During Keller’s keynote, I was trying to live tweet – a skill that I have not yet mastered. You have to be able to listen, type, add the hashtags and handles all at a rapid pace. But I gave it a shot. I wanted to share the insights with a wider audience of HIMSS attendees and non-attendees.

Here are some of the key insights from Keller that I madly tweeted away:

  • Way too much technology sitting in research labs and not being applied.
  • More than 1100 life and death cases since Zipline started.

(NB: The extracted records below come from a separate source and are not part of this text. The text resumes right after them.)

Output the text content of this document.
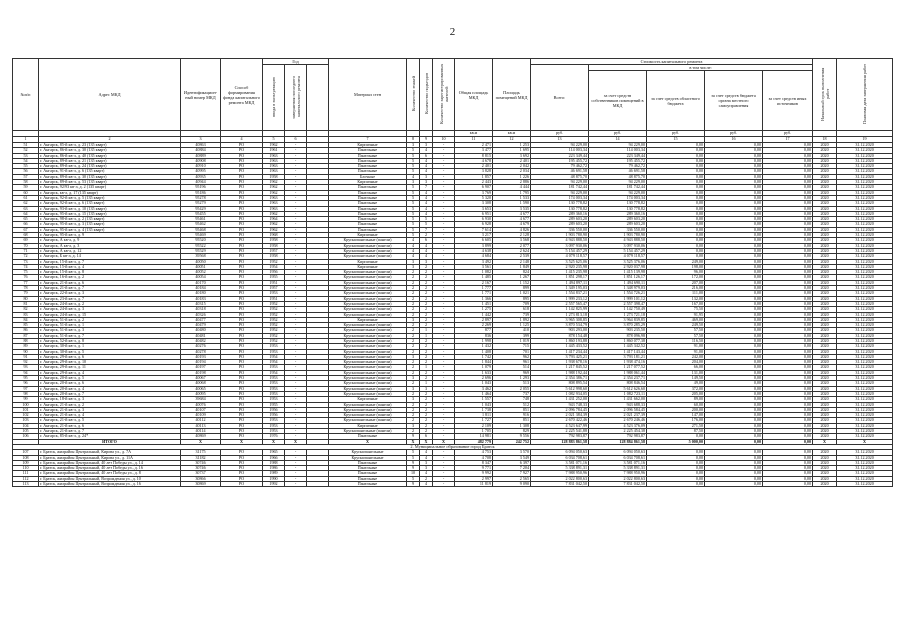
2
№п/п	Адрес МКД	Идентификацион-ный номер МКД	Способ формирования фонда капитального ремонта МКД	Год			Материал стен	Количество этажей	Количество подъездов	Количество зарегистрированных жителей	Общая площадь МКД	Площадь помещений МКД	Стоимость капитального ремонта					Начальный срок выполнения работ	Плановая дата завершения работ
				ввода в эксплуатацию	завершения последнего капитального ремонта								Всего:	в том числе:					
														за счет средств собственников помещений в МКД	за счет средств областного бюджета	за счет средств бюджета органа местного самоуправления	за счет средств иных источников		

											кв.м	кв.м	руб.	руб.	руб.	руб.	руб.		
1	2	3	4	5	6		7	8	9	10	11	12	13	14	15	16	17	18	19
51	г. Ангарск, 85-й кв-л, д. 23 (135 кварт)	40863	РО	1962	-		Кирпичные	3	3	-	2 471	1 253	94 229,00	94 229,00	0,00	0,00	0,00	2020	31.12.2020
52	г. Ангарск, 86-й кв-л, д. 30 (135 кварт)	40884	РО	1961	-		Панельные	5	4	-	3 477	1 695	114 003,34	114 003,34	0,00	0,00	0,00	2020	31.12.2020
53	г. Ангарск, 86-й кв-л, д. 40 (135 кварт)	40889	РО	1963	-		Панельные	5	6	-	8 815	3 692	223 349,44	223 349,44	0,00	0,00	0,00	2020	31.12.2020
54	г. Ангарск, 89-й кв-л, д. 21 (135 кварт)	40908	РО	1963	-		Панельные	5	4	-	4 678	2 401	195 455,72	195 455,72	0,00	0,00	0,00	2020	31.12.2020
55	г. Ангарск, 89-й кв-л, д. 24 (135 кварт)	40910	РО	1963	-		Панельные	5	4	-	2 401	2 042	79 462,72	79 462,72	0,00	0,00	0,00	2020	31.12.2020
56	г. Ангарск, 91-й кв-л, д. 6 (135 кварт)	40995	РО	1963	-		Панельные	5	4	-	3 828	2 034	46 691,58	46 691,58	0,00	0,00	0,00	2020	31.12.2020
57	г. Ангарск, 89-й кв-л, д. 30 (135 кварт)	40935	РО	1958	-		Блочные	4	3	-	1 857	1 226	48 875,70	48 875,70	0,00	0,00	0,00	2020	31.12.2020
58	г. Ангарск, 89-й кв-л, д. 53 (135 кварт)	40944	РО	1962	-		Кирпичные	3	3	-	2 443	2 886	94 229,00	94 229,00	0,00	0,00	0,00	2020	31.12.2020
59	г. Ангарск, 92/93 кв-л, д. 2 (135 кварт)	95196	РО	1962	-		Панельные	5	7	-	6 907	4 444	181 742,44	181 742,44	0,00	0,00	0,00	2020	31.12.2020
60	г. Ангарск, кв-л, д. 17 (135 кварт)	95186	РО	1962	-		Панельные	5	4	-	3 769	1 795	94 229,00	94 229,00	0,00	0,00	0,00	2020	31.12.2020
61	г. Ангарск, 92-й кв-л, д. 5 (135 кварт)	95278	РО	1963	-		Панельные	5	4	-	5 320	1 533	174 003,34	174 003,34	0,00	0,00	0,00	2020	31.12.2020
62	г. Ангарск, 92-й кв-л, д. 6 (135 кварт)	95279	РО	1963	-		Панельные	5	4	-	3 308	1 590	130 778,82	130 778,82	0,00	0,00	0,00	2020	31.12.2020
63	г. Ангарск, 93-й кв-л, д. 10 (135 кварт)	95429	РО	1963	-		Панельные	5	4	-	3 653	3 535	130 778,82	130 778,82	0,00	0,00	0,00	2020	31.12.2020
64	г. Ангарск, 95-й кв-л, д. 15 (135 кварт)	95455	РО	1962	-		Панельные	5	4	-	6 951	4 677	289 360,16	289 360,16	0,00	0,00	0,00	2020	31.12.2020
65	г. Ангарск, 98-й кв-л, д. 2 (135 кварт)	95461	РО	1964	-		Панельные	5	5	-	6 930	4 677	289 603,20	289 603,20	0,00	0,00	0,00	2020	31.12.2020
66	г. Ангарск, 95-й кв-л, д. 3 (135 кварт)	95462	РО	1962	-		Панельные	5	5	-	6 928	4 679	289 603,20	289 603,20	0,00	0,00	0,00	2020	31.12.2020
67	г. Ангарск, 95-й кв-л, д. 4 (135 кварт)	95468	РО	1962	-		Панельные	5	7	-	7 614	4 826	336 550,00	336 550,00	0,00	0,00	0,00	2020	31.12.2020
68	г. Ангарск, 95-й кв-л, д. 9	95469	РО	1968	-		Кирпичные	5	2	-	3 217	2 128	1 903 780,90	1 903 780,90	0,00	0,00	0,00	2020	31.12.2020
69	г. Ангарск, А кв-л, д. 9	95520	РО	1958	-		Крупнопанельные (панели)	4	6	-	6 605	3 568	4 943 888,50	4 943 888,50	0,00	0,00	0,00	2020	31.12.2020
70	г. Ангарск, А кв-л, д. 3	95522	РО	1958	-		Крупнопанельные (панели)	4	4	-	3 899	2 077	3 097 930,06	3 097 930,06	0,00	0,00	0,00	2020	31.12.2020
71	г. Ангарск, А кв-л, д. 12	95529	РО	1957	-		Крупнопанельные (панели)	4	4	-	4 638	2 624	5 154 457,29	5 154 457,29	0,00	0,00	0,00	2020	31.12.2020
72	г. Ангарск, Б кв-л, д. 14	39568	РО	1958	-		Крупнопанельные (панели)	4	4	-	4 684	2 539	4 079 118,57	4 079 118,57	0,00	0,00	0,00	2020	31.12.2020
73	г. Ангарск, 15-й кв-л, д. 7	40050	РО	1952	-		Кирпичные	3	3	-	3 492	2 148	3 525 625,06	3 525 376,06	249,00	0,00	0,00	2020	31.12.2020
74	г. Ангарск, 15-й кв-л, д. 4	40051	РО	1954	-		Кирпичные	3	2	-	3 561	1 849	2 920 235,98	2 920 037,98	198,00	0,00	0,00	2020	31.12.2020
75	г. Ангарск, 15-й кв-л, д. 8	40052	РО	1956	-		Крупнопанельные (панели)	2	2	-	1 082	824	1 415 235,98	1 415 139,98	96,00	0,00	0,00	2020	31.12.2020
76	г. Ангарск, 16-й кв-л, д. 2	40054	РО	1955	-		Крупнопанельные (панели)	2	2	-	1 485	1 267	1 851 298,17	1 851 126,17	172,00	0,00	0,00	2020	31.12.2020
77	г. Ангарск, 21-й кв-л, д. 6	40170	РО	1951	-		Крупнопанельные (панели)	2	2	-	2 167	1 152	1 494 897,11	1 494 690,11	207,00	0,00	0,00	2020	31.12.2020
78	г. Ангарск, 21-й кв-л, д. 7	40184	РО	1957	-		Крупнопанельные (панели)	2	2	-	1 777	899	1 349 195,03	1 348 979,03	216,00	0,00	0,00	2020	31.12.2020
79	г. Ангарск, 22-й кв-л, д. 3	40180	РО	1953	-		Крупнопанельные (панели)	2	2	-	1 771	1 021	1 554 837,21	1 554 726,21	111,00	0,00	0,00	2020	31.12.2020
80	г. Ангарск, 23-й кв-л, д. 7	40183	РО	1951	-		Крупнопанельные (панели)	2	2	-	1 366	895	1 999 233,12	1 999 101,12	132,00	0,00	0,00	2020	31.12.2020
81	г. Ангарск, 24-й кв-л, д. 2	40315	РО	1952	-		Крупнопанельные (панели)	2	2	-	1 451	709	2 557 565,47	2 557 398,47	167,00	0,00	0,00	2020	31.12.2020
82	г. Ангарск, 24-й кв-л, д. 3	40318	РО	1952	-		Крупнопанельные (панели)	2	2	-	1 275	618	1 142 825,99	1 142 750,49	75,50	0,00	0,00	2020	31.12.2020
83	г. Ангарск, 24-й кв-л, д. 15	40326	РО	1952	-		Крупнопанельные (панели)	2	2	-	1 442	739	1 273 813,18	1 273 721,18	91,95	0,00	0,00	2020	31.12.2020
84	г. Ангарск, 51-й кв-л, д. 2	40477	РО	1952	-		Кирпичные	3	2	-	2 897	1 892	3 965 308,85	3 964 839,85	469,00	0,00	0,00	2020	31.12.2020
85	г. Ангарск, 51-й кв-л, д. 1	40479	РО	1952	-		Крупнопанельные (панели)	2	2	-	2 269	1 125	3 870 534,79	3 870 285,29	249,50	0,00	0,00	2020	31.12.2020
86	г. Ангарск, 51-й кв-л, д. 3	40480	РО	1952	-		Крупнопанельные (панели)	2	1	-	877	410	903 293,00	903 235,50	57,50	0,00	0,00	2020	31.12.2020
87	г. Ангарск, 51-й кв-л, д. 7	40481	РО	1952	-		Крупнопанельные (панели)	2	1	-	836	399	878 154,48	878 096,98	57,50	0,00	0,00	2020	31.12.2020
88	г. Ангарск, 52-й кв-л, д. 8	40482	РО	1952	-		Крупнопанельные (панели)	2	2	-	1 998	1 019	1 860 193,88	1 860 077,38	116,50	0,00	0,00	2020	31.12.2020
89	г. Ангарск, 30-й кв-л, д. 1	40276	РО	1953	-		Крупнопанельные (панели)	2	2	-	1 432	715	1 445 433,52	1 445 342,52	91,00	0,00	0,00	2020	31.12.2020
90	г. Ангарск, 30-й кв-л, д. 5	40278	РО	1953	-		Крупнопанельные (панели)	2	2	-	1 408	701	1 417 234,44	1 417 143,44	91,00	0,00	0,00	2020	31.12.2020
91	г. Ангарск, 29-й кв-л, д. 6	40193	РО	1954	-		Крупнопанельные (панели)	3	2	-	1 742	962	3 793 425,21	3 793 181,21	242,00	0,00	0,00	2020	31.12.2020
92	г. Ангарск, 29-й кв-л, д. 10	40194	РО	1954	-		Крупнопанельные (панели)	2	2	-	1 844	961	1 938 678,16	1 938 474,16	204,00	0,00	0,00	2020	31.12.2020
93	г. Ангарск, 29-й кв-л, д. 11	40197	РО	1953	-		Крупнопанельные (панели)	2	1	-	1 079	514	1 217 845,52	1 217 077,52	66,00	0,00	0,00	2020	31.12.2020
94	г. Ангарск, 29-й кв-л, д. 4	40198	РО	1954	-		Крупнопанельные (панели)	2	2	-	1 633	969	1 988 192,44	1 988 061,44	131,00	0,00	0,00	2020	31.12.2020
95	г. Ангарск, 20-й кв-л, д. 5	40067	РО	1953	-		Крупнопанельные (панели)	3	2	-	2 696	1 293	2 354 386,71	2 354 237,71	149,50	0,00	0,00	2020	31.12.2020
96	г. Ангарск, 20-й кв-л, д. 6	40068	РО	1953	-		Крупнопанельные (панели)	2	1	-	1 043	513	808 895,54	808 846,54	49,00	0,00	0,00	2020	31.12.2020
97	г. Ангарск, 20-й кв-л, д. 4	40065	РО	1953	-		Крупнопанельные (панели)	3	3	-	3 462	2 055	5 612 998,60	5 612 626,60	372,00	0,00	0,00	2020	31.12.2020
98	г. Ангарск, 20-й кв-л, д. 7	40095	РО	1953	-		Крупнопанельные (панели)	2	2	-	1 464	737	1 082 934,05	1 082 723,11	205,00	0,00	0,00	2020	31.12.2020
99	г. Ангарск, 18-й кв-л, д. 3	39684	РО	1953	-		Кирпичные	3	2	-	1 557	748	1 431 252,00	1 431 662,00	89,00	0,00	0,00	2020	31.12.2020
100	г. Ангарск, 21-й кв-л, д. 2	40076	РО	1955	-		Крупнопанельные (панели)	2	2	-	1 043	512	943 748,33	943 688,33	60,00	0,00	0,00	2020	31.12.2020
101	г. Ангарск, 21-й кв-л, д. 3	40107	РО	1956	-		Крупнопанельные (панели)	2	2	-	1 738	851	2 096 784,45	2 096 584,45	200,00	0,00	0,00	2020	31.12.2020
102	г. Ангарск, 21-й кв-л, д. 4	40109	РО	1956	-		Крупнопанельные (панели)	2	2	-	1 811	916	2 021 384,39	2 021 237,39	147,00	0,00	0,00	2020	31.12.2020
103	г. Ангарск, 21-й кв-л, д. 5	40112	РО	1953	-		Крупнопанельные (панели)	2	2	-	1 727	851	2 670 422,46	2 670 246,46	176,00	0,00	0,00	2020	31.12.2020
104	г. Ангарск, 21-й кв-л, д. 6	40113	РО	1953	-		Кирпичные	3	2	-	2 109	1 308	4 523 647,99	4 523 376,09	271,50	0,00	0,00	2020	31.12.2020
105	г. Ангарск, 21-й кв-л, д. 7	40114	РО	1953	-		Крупнопанельные (панели)	2	2	-	1 705	829	2 225 541,88	2 225 454,38	87,50	0,00	0,00	2020	31.12.2020
106	г. Ангарск, 85-й кв-л, д. 24*	40869	РО	1976	-		Панельные	9	6	-	14 981	9 556	792 983,87	792 983,87	0,00	0,00	0,00	2020	31.12.2020
	ИТОГО	X	X	X	X		X	X	X	X	482 779	242 752	128 883 861,58	128 884 861,58	5 000,00	0,00	0,00	X	X
2. Муниципальное образование город Братск																			
107	г. Братск, жилрайон Центральный, Кирова ул., д. 7А	31175	РО	1965	-		Крупнопанельные	5	4	-	4 753	3 570	6 094 050,63	6 094 050,63	0,00	0,00	0,00	2020	31.12.2020
108	г. Братск, жилрайон Центральный, Кирова ул., д. 11А	31182	РО	1966	-		Крупнопанельные	5	4	-	4 708	3 549	6 034 708,61	6 034 708,61	0,00	0,00	0,00	2020	31.12.2020
109	г. Братск, жилрайон Центральный, 40 лет Победы ул., д. 14	30746	РО	1988	-		Панельные	9	3	-	8 347	6 397	3 581 071,16	3 581 071,16	0,00	0,00	0,00	2020	31.12.2020
110	г. Братск, жилрайон Центральный, 40 лет Победы ул., д. 16	30746	РО	1986	-		Панельные	9	3	-	9 771	7 204	5 338 891,31	5 338 891,31	0,00	0,00	0,00	2020	31.12.2020
111	г. Братск, жилрайон Центральный, 40 лет Победы ул., д. 8	30737	РО	1989	-		Панельные	10	4	-	9 992	7 927	7 988 950,96	7 988 950,96	0,00	0,00	0,00	2020	31.12.2020
112	г. Братск, жилрайон Центральный, Возрождения ул., д. 10	30866	РО	1990	-		Панельные	5	2	-	2 997	2 565	2 022 800,63	2 022 800,63	0,00	0,00	0,00	2020	31.12.2020
113	г. Братск, жилрайон Центральный, Возрождения ул., д. 16	30869	РО	1992	-		Панельные	9	4	-	11 819	9 090	7 831 042,50	7 831 042,50	0,00	0,00	0,00	2020	31.12.2020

  • Can only solve problems with entrepreneurs, hard working engineers and technology, not just philanthropy.

  • Anyone can pick up pencil, do a napkin sketch, and be willing to crash. Inspiring technology entrepeneurs to solve problems.

After we gave Keller a standing ovation, I walked out of that keynote reminded why I am passionate about working in healthcare and finding ways that technology can solve real problems and make a difference. After a week of meetings with potential customers, channel partners, and visiting with my HIT colleagues I was again inspired by the possibilities that technology holds for healthcare.

I encourage you to check out Zipline’s website, watch the video, and read the Telegraph article. I guarantee if you are passionate about healthcare you too will be inspired.

Resources: (HIMSS18 recaps I promised)

HIMSS18 Debrief: 5 Impressions

#HCBix HIMSS18 interview series

Live from HIMSS2018 – Cloud, Consumer, and Interoperability All Come Up Big

What I learned at the CHIME CIO Forum 2018

2 thoughts on “Technology making a difference at scale

  1. Rich Pollack on said:

    Sue,

    This really is so inspiring and truly helps put our “first world” problems in perspective.